You get a tiny glimpse of the incredible vision the developers once held. It feels like a world that you can shape and mold to your will, making your own path through the environments by force, avoid bullets by jumping inside of a building, only for rockets to tear down the walls. In many ways, it’s a fascinating and unique multiplayer mode which will give players a decent amount of fun. But it’s only a glimpse, for this world has its many limits.

For starters, the pieces you can break away from buildings here are much larger. You won’t be making artwork by shooting tiny bullet holes into the buildings; they’ll just break apart into chunky angular pieces of geometry. Will you be picking these up and throwing them around? Not really, and it’s not beneficial to anyway compared to just shooting bullets.

But what’s worse is that all of these buildings have a central frame which is nearly indestructible. This means that while panels and walls fall away from the building and you punch holes into the floor to go through the building, they won’t fall and topple in the same impressive ways the early tech demos teased us with years ago.

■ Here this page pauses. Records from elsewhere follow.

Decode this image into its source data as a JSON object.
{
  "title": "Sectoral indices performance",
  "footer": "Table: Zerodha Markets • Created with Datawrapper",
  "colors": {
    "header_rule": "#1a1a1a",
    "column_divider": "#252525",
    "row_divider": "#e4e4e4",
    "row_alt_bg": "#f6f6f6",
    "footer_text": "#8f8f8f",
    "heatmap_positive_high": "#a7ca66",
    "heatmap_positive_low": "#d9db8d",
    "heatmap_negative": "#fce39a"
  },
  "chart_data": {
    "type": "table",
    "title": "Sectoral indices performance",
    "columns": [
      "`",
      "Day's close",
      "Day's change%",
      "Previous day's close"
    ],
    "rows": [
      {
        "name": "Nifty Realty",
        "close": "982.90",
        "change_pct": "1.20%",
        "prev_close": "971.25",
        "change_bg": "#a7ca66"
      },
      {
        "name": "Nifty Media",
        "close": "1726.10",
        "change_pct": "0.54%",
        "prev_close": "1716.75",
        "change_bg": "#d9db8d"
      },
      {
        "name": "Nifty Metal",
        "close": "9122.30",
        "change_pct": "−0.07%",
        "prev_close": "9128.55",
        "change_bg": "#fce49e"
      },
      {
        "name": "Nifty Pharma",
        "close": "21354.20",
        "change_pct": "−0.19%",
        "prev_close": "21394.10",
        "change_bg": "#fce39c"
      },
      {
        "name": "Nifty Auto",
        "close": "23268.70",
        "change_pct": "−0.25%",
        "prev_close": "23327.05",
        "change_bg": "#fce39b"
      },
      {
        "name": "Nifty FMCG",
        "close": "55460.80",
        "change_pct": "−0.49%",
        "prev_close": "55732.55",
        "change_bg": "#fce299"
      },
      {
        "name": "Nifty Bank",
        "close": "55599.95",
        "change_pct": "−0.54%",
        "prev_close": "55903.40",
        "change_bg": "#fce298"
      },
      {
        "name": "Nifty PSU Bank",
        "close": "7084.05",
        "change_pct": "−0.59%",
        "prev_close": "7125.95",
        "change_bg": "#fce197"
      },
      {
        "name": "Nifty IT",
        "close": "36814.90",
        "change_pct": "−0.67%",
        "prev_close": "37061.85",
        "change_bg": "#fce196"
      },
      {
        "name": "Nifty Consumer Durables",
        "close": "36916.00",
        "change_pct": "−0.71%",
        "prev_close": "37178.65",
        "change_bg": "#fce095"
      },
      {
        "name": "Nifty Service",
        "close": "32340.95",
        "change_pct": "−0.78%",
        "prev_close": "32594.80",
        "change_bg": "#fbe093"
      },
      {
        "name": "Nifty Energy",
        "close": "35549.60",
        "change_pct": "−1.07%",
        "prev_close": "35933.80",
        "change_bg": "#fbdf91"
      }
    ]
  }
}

Even the scale of physics destruction has been reduced. Whereas multiple massive buildings and sections of the whole city were shown in demos, here it’s just a few, plain buildings. The art style even changes drastically between the campaign and multiplayer, swapping the semi-realistic city for a Tron-like neon spectacle, presumably to make the graphics easier to process in the heat of battle. It makes for a unique multiplayer experience, but it feels like an extra mode the studio needed to include to prove that Crackdown 3‘s cloud-powered destruction wasn’t just a marketing lie.

Acid rain

Crackdown 3 Xbox One shutdown bug

What happened to Crackdown 3 that it needed such a downgrade? Well, after what developers had said about individual buildings needing their own servers to compute the damage, that might be where the problems started. It’d require an obscene server farm to compute everything necessary for thousands of players worldwide, each with multiple buildings in their games at any one time. The larger, less detailed, chunks of destruction seen in Crackdown 3: Wrecking Zone are likely much easier for Microsoft’s servers to handle.

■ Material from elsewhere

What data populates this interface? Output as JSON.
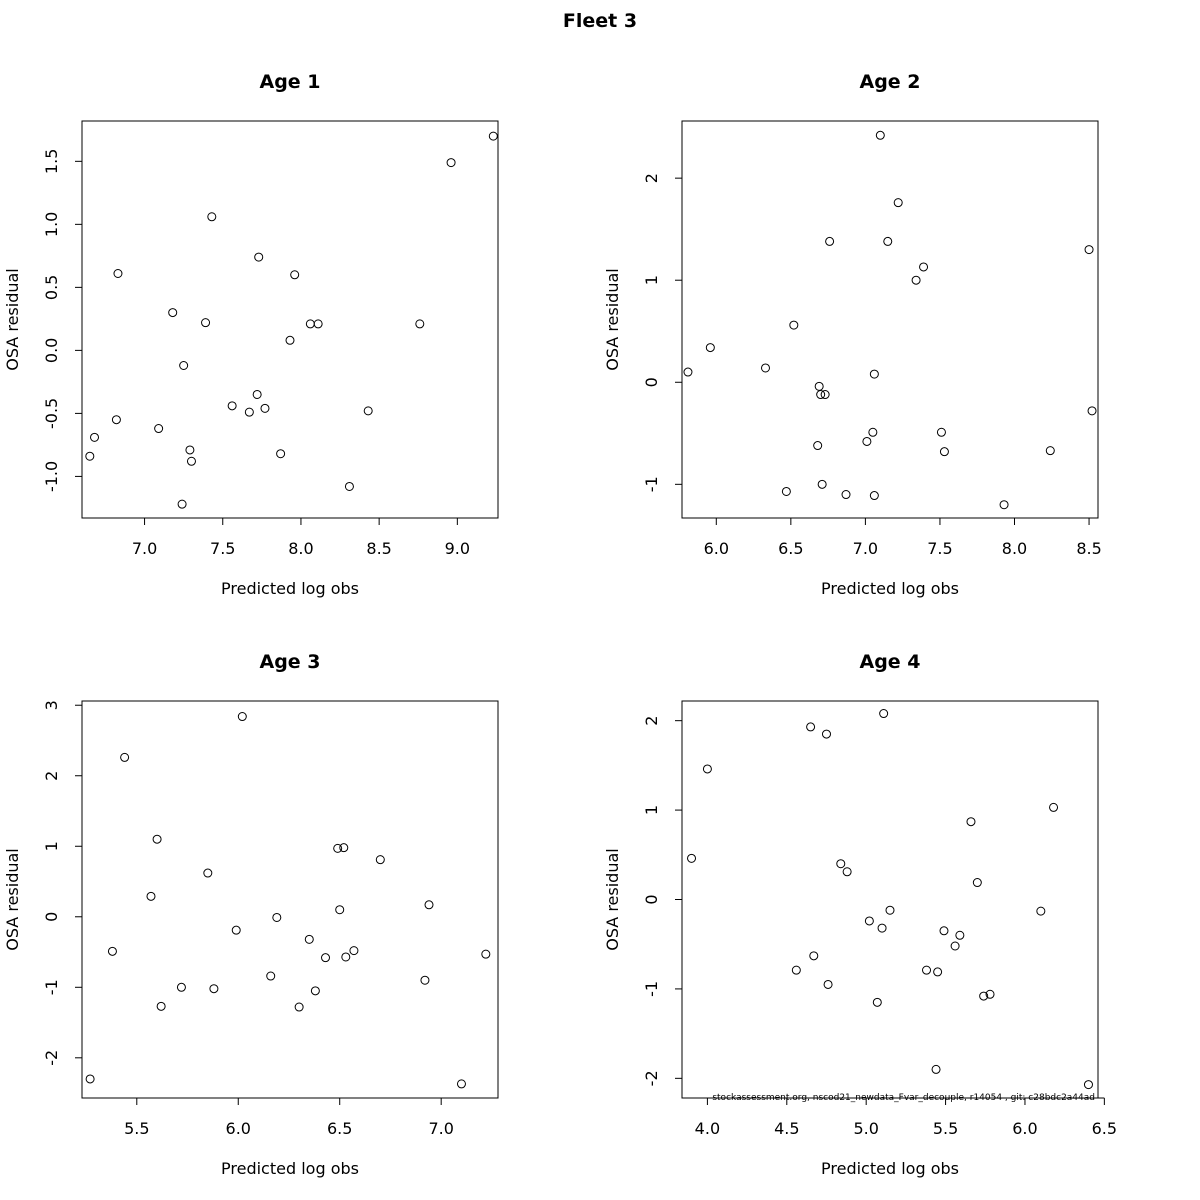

Plus, ultimately, it doesn’t add enough to gameplay. Yes, it’s fun to make your own pathways with explosions, but it’s not changing the way you play. It’s a unique multiplayer experience, but it is broadly average when pitted against its contemporaries. If multiple games are vying for your time, Crackdown 3 likely isn’t going to keep you distracted for too long. Perhaps ways to control physics objects, like the Magnesis power in The Legend of Zelda: Breath of the Wild, would’ve given the physics more reason to exist in the game, but as it is, it’s superfluous, much like the rest of the game.

Crackdown 3 was also supposed to have four-player co-op but only has two player campaign co-op instead. Like the multiplayer downgrade, this isn’t necessarily a bad thing but it’s just another case of something being downsized for release. Multiple years and delays didn’t seem to make the game better and only masked its deeper issues that resulted in a title that had eyes bigger than its stomach. Between the underwhelming destruction technology that was only pushed into the multiplayer and the smaller co-op, Crackdown 3 was defined by its downgrades and wasn’t a good enough game to rise above them.